63% of UK buyers plan to get 50% or more Christmas presents online

A recent survey has found that a massive 87% of UK consumers will buy some Christmas presents from the internet this year. And a staggering 63% say they will get at least half their presents online.

Why? "Saving time", with convenience, ease and price also cited.

Action: make sure your site has present giver functions like present finder, gift wrap and delivery notes with no price printed.

Monday, December 10, 2007

Surfers bail fast if products unfindable

A survey by US search provider SLI Systems has found that online shoppers will leave a site within a couple of minutes if they can't find the product they're looking for.

Action: make sure your home page is uncluttered and that the search and browse functions are easy to use. I was looking for jewellery boxes yesterday and failed dismally. On too many sites a search for jewellery boxes found a mass of jewellery & browsing wasn't much better: should I be looking under jewellery, accessories or home?

Friday, December 07, 2007

"3D" virtual shopping still doesn't work

US gadget multi-channel retailer Brookstone has launched a 3D virtual shop. I'm not impressed! The software takes five minutes to install and the end result is almost impossible to navigate. Nice try, but it won't catch on. The web should be embraced as a new medium in its own right, not forced to replicate existing media, whether page turning catalogues or 3D virtual stores.

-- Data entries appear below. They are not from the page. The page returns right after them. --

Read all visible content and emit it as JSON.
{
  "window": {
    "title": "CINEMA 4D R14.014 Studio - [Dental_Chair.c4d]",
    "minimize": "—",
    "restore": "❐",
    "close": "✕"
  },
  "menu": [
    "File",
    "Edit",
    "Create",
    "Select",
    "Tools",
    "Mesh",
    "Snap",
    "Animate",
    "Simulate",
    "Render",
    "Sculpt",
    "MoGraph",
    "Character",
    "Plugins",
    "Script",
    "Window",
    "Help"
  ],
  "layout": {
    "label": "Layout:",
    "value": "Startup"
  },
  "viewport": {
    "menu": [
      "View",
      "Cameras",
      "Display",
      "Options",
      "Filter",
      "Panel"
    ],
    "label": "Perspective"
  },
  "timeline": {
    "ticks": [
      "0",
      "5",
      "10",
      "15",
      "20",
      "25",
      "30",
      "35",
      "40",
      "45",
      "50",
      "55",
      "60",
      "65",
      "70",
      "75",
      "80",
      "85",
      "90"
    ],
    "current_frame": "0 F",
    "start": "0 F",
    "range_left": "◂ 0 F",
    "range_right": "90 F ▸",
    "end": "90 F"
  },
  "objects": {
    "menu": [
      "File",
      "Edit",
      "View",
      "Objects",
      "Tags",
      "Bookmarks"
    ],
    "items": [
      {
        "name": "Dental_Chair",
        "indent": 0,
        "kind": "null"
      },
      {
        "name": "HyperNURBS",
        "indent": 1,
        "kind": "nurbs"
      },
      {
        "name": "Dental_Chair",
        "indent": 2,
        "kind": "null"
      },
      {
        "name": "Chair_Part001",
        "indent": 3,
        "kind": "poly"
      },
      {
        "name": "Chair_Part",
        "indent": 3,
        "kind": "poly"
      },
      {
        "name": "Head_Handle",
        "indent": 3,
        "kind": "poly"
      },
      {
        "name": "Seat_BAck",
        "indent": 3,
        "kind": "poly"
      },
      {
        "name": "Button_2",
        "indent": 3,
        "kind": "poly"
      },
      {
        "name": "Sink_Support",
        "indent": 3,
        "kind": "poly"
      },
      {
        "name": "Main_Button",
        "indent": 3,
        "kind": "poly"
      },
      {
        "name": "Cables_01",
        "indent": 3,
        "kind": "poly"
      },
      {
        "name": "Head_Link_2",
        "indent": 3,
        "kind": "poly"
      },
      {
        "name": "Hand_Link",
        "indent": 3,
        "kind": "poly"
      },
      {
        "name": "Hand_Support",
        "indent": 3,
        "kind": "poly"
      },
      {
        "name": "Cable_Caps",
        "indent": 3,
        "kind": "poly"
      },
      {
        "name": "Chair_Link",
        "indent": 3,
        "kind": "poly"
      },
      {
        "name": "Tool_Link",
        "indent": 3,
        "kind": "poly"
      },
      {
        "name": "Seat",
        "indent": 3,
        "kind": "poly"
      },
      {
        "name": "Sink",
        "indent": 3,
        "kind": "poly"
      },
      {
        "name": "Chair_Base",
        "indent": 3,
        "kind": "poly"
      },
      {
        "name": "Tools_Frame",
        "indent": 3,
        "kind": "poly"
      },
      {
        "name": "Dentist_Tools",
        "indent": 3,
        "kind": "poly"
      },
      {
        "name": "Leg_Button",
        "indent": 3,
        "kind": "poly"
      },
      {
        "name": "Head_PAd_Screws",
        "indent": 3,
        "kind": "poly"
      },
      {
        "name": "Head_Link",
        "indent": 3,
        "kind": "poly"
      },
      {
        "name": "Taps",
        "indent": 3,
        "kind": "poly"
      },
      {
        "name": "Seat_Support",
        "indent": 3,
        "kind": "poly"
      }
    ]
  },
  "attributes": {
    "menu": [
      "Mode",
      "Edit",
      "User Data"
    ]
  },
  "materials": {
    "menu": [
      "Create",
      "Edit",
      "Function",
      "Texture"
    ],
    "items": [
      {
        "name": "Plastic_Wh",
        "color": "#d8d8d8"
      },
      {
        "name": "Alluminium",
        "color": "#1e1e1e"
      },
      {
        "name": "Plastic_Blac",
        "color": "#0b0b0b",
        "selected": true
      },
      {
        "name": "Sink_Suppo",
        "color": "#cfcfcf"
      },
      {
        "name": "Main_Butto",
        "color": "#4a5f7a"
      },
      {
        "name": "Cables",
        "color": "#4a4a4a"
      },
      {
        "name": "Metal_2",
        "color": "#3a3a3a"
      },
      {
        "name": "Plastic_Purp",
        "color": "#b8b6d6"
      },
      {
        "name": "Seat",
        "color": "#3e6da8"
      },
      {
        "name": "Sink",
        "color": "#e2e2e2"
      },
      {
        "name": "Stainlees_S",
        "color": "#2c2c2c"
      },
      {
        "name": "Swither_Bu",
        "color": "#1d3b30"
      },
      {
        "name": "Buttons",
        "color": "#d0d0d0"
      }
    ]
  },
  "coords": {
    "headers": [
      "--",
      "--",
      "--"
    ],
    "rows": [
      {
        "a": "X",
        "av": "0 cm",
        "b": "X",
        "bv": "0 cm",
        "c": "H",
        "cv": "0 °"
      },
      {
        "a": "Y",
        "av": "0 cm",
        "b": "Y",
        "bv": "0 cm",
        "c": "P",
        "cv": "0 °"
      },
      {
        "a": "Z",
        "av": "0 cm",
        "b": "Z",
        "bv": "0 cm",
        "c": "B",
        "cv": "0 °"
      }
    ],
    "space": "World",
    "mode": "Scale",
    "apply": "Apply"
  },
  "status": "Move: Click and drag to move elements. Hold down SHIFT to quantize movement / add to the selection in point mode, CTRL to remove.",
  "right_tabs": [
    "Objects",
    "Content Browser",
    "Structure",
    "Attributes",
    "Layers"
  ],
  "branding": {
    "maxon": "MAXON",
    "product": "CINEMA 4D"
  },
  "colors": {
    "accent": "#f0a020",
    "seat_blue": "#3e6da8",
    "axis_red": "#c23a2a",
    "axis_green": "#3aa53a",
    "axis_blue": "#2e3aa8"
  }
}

High Street gaining on ecommerce only retailers

Recent Hitwise analysis has found that the web sites of High Street retailers are getting more visitors than the sites of online only merchants such as Amazon. In previous years most ecommerce traffic has been to online only merchants - except for the Christmas and January sale period. This year the High Street retailers got more than half of ecommerce visitors in September and the gap seems to be widening.

We have long argued that the ecommerce game would be won, in the end, by the old-established retailers. Looks like we're right.